Le souvenir Français de Masevaux a réalisé une compilation de souvenirs de 26 anciens combattants, « Nos vies en Algérie, 54-62… », afin de rappeler les tragédies de ce conflit et d’y sensibiliser la nouvelle génération. L’Ami hebdo est l’un des soutiens de cet ouvrage.
Il y a eu 170 morts de 8h à 17h. J’étais mitrailleur de half-track, et j’ai été un moment remplacé par un légionnaire. Quand je suis revenu, il avait reçu une balle dans la tête », raconte avec gravité l’un des «anciens » présents à l’école maternelle de Sentheim pour la présentation du livre mémoire du Souvenir Français de Masevaux. «Mon Lieutenant, c’était un De Dietrich. C’était un Monsieur. Un jour, il a acheté un fennec, prétendument jeune, mais qui avait plein de poils gris. Je lui ai alors dit qu’il s’était fait avoir, et lui refusait de l’admettre. Alors un jour, j’ai fait passer l’animal à travers un tuyau de poêle, comme ça on était tous d’accord : le fennec n’avait plus un seul poil gris », ajoute un second en rigolant. Dans la salle, une trentaine de « biffins » (fantassins), de « tringlots » (logistique), de « graisseux » (matériel), « d’artoches » (artilleurs), de « basanes » (cavaliers), de « cuistots», accompagnés de leurs familles.
Les uns ont combattu ensemble ou se sont croisés au gré de la vie quotidienne dans les bases, les autres ont appris à se connaître au travers des histoires versées dans cet intéressant recueil. A Claude Iltis, fantassin au 15-3, répondaient ainsi Auguste Jenn, transmetteur, et André Reitzer, du matériel. A François Zimmermann, des troupes du génie, faisait face Constant Lehmann, cavalier blindé. A côté d’André Schwob, artilleur, était assis Bernard Behra, ancien responsable de l’ordinaire. «L’Alsaco des cuisines.» Tous ont des histoires, tantôt drôles, tantôt tragiques, mais toutes sont représentatives d’une période de l’Histoire. « Il nous a semblé important de rassembler tous ces souvenirs, ces tranches de vie, afin de les transmettre à la prochaine génération. Je rappelle d’ailleurs que le général Zeller, l’un des putschistes, avait des attaches dans la vallée de Masevaux », lance en préambule Antoine Ehret, président du comité local du Souvenir Français. Rappelant à la fois l’épineuse question de la fin officielle du conflit et du cessez-le-feu, que les terroristes du FLN n’avaient pas respecté, le président évoque aussi l’enjeu mémoriel que constitue ce conflit qui n’a jamais vraiment été soldé. «Le gouvernement de l’Algérie entretient une guerre imaginaire », ajoute le président, précisant que cela empêche selon lui une véritable réconciliation, au contraire du lien franco-allemand qui a réussi à surmonter les épreuves de la guerre et les rancunes. C’est ce qui rend ce livre aussi indispensable. Alors que la part de jeunes issus de l’immigration, notamment nord-africaine, ne cesse de croître au sein de la société française, ce livre constitue donc une autopsie d’un drame et un plaidoyer pour l’avenir, une invitation à aller de l’avant. Dans l’assistance, Jean Lindecker représente par exemple son frère, jeune soldat qui avait été assassiné en Algérie après le cessez-le-feu. Il aspire pourtant aujourd’hui à la paix.

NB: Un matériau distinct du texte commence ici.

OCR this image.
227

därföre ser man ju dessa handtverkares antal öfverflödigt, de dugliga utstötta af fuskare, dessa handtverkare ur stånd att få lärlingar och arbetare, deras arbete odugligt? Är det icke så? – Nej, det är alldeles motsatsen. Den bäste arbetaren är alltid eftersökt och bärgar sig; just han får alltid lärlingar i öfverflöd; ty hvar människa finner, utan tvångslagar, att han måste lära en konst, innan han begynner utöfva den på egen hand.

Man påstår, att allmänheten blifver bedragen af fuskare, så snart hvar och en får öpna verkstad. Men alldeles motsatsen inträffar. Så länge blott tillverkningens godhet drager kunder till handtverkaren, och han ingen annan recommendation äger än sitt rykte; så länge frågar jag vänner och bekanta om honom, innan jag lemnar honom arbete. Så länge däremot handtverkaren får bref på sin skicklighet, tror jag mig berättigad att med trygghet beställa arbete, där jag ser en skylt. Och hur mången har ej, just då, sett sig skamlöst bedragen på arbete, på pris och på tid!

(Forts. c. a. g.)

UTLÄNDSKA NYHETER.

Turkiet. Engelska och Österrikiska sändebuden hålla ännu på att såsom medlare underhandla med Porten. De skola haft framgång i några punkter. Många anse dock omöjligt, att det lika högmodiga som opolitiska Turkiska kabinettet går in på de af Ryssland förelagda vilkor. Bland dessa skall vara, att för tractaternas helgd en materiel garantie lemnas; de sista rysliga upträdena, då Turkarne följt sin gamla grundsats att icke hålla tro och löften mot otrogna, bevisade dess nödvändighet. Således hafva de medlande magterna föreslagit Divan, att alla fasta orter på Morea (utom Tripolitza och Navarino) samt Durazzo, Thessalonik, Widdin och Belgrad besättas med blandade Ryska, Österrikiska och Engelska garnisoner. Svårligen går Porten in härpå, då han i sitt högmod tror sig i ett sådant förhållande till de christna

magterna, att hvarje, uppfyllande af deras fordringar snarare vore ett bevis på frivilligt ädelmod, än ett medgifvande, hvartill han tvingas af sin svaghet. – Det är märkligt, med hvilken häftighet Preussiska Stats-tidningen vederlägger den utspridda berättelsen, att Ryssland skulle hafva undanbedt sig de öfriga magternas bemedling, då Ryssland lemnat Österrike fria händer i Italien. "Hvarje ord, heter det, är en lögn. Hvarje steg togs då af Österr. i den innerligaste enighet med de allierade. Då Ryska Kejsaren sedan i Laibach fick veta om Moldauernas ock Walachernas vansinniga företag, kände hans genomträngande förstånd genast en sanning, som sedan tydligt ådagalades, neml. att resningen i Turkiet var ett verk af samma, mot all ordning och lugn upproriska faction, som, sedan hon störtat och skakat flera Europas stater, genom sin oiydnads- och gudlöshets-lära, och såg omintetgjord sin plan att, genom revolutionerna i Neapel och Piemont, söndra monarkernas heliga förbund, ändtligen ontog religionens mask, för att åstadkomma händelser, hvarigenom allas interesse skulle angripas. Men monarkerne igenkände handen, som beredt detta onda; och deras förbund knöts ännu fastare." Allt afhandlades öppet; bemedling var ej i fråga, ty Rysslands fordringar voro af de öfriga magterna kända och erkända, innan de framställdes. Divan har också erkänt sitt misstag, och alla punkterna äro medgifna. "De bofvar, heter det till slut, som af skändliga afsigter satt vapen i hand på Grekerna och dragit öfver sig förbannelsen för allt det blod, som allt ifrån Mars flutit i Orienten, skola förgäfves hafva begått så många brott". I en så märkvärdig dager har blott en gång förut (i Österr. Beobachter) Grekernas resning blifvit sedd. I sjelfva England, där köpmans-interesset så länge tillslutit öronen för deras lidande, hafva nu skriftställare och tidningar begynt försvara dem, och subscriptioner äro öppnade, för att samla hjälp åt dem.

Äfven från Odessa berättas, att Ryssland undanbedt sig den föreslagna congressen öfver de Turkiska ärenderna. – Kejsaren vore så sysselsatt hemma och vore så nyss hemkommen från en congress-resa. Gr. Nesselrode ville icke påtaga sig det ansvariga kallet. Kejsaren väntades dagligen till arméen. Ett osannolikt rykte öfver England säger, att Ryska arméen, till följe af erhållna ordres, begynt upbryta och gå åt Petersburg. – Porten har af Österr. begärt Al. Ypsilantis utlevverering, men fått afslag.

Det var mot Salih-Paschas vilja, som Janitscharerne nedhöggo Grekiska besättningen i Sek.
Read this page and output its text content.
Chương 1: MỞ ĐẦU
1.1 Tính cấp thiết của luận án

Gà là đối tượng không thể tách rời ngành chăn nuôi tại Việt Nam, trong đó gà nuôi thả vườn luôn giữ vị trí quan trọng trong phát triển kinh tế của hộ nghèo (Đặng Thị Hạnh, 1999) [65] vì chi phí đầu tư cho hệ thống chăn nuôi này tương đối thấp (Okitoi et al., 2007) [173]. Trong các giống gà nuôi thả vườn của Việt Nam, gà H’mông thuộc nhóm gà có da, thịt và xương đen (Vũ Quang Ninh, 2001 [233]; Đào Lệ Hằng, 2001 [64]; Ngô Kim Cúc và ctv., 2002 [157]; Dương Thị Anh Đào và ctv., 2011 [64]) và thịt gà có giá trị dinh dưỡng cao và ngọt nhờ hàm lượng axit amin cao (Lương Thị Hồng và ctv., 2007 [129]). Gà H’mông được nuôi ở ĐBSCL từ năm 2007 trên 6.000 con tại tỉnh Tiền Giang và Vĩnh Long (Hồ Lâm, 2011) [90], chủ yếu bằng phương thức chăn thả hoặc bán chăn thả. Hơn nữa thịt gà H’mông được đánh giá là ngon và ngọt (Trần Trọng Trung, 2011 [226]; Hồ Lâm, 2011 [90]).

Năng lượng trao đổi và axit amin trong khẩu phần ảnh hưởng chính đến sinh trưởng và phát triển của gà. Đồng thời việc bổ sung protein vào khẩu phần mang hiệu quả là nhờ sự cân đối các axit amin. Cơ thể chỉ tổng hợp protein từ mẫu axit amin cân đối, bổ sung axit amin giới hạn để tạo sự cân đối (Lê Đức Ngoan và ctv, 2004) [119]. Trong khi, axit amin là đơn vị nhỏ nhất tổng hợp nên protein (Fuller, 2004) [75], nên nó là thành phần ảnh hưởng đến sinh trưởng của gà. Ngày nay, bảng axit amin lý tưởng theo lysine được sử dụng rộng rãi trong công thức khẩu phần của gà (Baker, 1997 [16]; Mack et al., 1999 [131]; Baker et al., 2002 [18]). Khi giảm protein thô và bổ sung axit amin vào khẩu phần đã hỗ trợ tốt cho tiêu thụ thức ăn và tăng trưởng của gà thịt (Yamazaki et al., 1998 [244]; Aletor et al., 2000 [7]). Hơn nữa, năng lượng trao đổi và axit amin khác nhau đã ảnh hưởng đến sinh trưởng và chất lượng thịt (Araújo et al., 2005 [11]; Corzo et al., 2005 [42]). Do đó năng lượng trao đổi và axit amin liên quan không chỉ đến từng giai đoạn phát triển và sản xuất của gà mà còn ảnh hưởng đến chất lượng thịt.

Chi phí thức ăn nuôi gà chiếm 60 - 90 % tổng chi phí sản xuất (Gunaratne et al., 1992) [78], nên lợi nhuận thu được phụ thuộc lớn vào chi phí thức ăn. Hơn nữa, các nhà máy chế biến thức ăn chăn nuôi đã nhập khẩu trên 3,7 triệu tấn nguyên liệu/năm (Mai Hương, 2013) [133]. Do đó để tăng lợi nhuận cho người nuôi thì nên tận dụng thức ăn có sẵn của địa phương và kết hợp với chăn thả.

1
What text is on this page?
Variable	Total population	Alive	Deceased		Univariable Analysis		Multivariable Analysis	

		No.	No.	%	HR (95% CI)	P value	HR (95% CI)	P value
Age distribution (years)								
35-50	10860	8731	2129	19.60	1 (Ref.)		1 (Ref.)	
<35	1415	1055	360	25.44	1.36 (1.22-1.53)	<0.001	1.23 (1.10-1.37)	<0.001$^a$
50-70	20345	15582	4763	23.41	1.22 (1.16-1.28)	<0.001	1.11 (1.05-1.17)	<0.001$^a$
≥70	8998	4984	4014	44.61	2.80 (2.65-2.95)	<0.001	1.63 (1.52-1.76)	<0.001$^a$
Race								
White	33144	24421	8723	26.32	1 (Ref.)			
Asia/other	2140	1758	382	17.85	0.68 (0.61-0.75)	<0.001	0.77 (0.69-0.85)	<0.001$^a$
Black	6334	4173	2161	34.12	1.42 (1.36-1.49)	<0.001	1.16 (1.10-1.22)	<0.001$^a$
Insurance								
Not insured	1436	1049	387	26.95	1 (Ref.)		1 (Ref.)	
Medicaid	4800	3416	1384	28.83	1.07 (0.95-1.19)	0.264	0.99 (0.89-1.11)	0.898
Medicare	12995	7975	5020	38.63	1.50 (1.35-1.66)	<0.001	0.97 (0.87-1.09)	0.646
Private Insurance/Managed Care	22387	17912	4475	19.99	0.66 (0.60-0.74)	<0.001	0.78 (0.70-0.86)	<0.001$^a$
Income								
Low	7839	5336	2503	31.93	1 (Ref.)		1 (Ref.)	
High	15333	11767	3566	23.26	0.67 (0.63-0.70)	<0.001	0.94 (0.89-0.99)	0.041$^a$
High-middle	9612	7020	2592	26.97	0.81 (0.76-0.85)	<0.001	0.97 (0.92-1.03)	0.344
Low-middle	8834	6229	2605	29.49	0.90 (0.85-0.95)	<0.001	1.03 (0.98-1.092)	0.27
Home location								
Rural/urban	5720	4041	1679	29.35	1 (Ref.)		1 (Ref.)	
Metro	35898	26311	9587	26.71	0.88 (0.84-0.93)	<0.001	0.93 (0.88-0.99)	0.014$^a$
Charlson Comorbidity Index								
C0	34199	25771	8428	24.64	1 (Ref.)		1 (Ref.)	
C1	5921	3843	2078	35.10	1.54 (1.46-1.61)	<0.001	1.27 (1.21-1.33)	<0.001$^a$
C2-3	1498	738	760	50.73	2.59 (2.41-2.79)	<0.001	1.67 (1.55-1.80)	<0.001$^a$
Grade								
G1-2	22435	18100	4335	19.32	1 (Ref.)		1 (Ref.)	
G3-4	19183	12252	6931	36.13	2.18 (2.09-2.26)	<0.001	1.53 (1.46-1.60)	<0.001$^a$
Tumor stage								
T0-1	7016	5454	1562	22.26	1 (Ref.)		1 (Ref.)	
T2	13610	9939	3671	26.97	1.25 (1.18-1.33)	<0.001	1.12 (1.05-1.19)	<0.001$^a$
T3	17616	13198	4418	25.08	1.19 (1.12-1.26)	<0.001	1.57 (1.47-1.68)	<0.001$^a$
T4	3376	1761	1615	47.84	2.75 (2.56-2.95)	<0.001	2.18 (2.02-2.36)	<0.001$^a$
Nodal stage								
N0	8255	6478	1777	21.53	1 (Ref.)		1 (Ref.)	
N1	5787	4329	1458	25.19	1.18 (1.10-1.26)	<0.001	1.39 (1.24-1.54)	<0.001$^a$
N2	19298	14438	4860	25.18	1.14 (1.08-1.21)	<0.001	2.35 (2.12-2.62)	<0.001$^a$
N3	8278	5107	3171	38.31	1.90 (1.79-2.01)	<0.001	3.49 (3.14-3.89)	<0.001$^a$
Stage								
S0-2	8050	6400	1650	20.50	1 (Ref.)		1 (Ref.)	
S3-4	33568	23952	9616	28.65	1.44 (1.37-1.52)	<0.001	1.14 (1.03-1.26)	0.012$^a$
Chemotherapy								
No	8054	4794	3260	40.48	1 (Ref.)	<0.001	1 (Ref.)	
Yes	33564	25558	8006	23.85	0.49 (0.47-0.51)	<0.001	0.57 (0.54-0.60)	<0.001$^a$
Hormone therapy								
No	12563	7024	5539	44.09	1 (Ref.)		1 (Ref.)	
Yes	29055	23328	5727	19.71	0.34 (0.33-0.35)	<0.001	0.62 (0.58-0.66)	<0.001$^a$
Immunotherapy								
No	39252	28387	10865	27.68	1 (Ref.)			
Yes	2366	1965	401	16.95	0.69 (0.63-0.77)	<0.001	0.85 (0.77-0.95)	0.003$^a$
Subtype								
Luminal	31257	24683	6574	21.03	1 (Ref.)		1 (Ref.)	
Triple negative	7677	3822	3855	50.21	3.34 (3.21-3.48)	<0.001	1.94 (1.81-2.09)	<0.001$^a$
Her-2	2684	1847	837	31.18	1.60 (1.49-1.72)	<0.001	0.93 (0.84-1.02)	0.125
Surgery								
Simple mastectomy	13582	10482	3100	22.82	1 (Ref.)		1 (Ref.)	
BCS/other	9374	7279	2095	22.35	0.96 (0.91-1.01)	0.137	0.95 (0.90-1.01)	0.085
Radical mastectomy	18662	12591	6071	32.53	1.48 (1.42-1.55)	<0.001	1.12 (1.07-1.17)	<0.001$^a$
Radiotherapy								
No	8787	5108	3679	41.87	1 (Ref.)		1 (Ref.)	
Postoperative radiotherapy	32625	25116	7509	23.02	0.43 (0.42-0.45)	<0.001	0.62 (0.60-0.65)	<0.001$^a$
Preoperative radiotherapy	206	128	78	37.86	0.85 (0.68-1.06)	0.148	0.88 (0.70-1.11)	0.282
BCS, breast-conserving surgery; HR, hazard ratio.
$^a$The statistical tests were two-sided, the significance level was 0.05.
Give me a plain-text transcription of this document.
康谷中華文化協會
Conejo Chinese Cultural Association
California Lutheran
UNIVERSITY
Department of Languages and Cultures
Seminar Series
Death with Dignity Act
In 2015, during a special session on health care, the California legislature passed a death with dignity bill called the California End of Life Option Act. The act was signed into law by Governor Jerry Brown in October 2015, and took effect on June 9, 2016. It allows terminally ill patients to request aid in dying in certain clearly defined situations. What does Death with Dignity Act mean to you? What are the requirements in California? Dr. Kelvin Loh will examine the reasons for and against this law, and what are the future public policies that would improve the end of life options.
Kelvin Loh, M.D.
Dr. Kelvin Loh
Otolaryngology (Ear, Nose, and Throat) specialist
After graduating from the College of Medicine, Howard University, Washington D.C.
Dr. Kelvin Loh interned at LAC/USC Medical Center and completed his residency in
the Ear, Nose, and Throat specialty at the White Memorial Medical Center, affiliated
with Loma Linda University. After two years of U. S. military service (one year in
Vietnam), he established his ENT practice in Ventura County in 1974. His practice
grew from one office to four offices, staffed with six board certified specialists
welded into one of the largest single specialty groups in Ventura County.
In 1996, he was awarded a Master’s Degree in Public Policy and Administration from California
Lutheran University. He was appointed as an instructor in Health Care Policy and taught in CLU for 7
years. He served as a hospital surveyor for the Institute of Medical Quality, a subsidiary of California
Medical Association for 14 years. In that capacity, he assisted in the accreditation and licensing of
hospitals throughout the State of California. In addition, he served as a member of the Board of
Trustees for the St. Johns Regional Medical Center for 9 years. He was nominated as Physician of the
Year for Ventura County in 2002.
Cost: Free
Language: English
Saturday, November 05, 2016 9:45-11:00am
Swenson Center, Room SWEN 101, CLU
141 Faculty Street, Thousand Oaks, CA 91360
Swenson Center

En parallèle, les professeurs et élèves du lycée Vogt de Masevaux et les étudiants du lycée Gutenberg de Illkirch-Graffenstaden ont réalisé, pour les uns des vidéos, pour les autres la maquette de l’ouvrage proprement dit. Une démarche empreinte de transmission intergénérationnelle qui a particulièrement marqué les participants. « N’hésitez pas, si vous avez des enfants ou des petits enfants qui savent se servir de Word, à leur dicter vos souvenirs ou à leur demander de vous aider à les écrire. Ça va être de beaux moments. Le Souvenir Français pourra peut-être à l’avenir faire un autre livre ! », conclut Antoine Ehret, avec probablement un soupçon d’idée derrière la tête.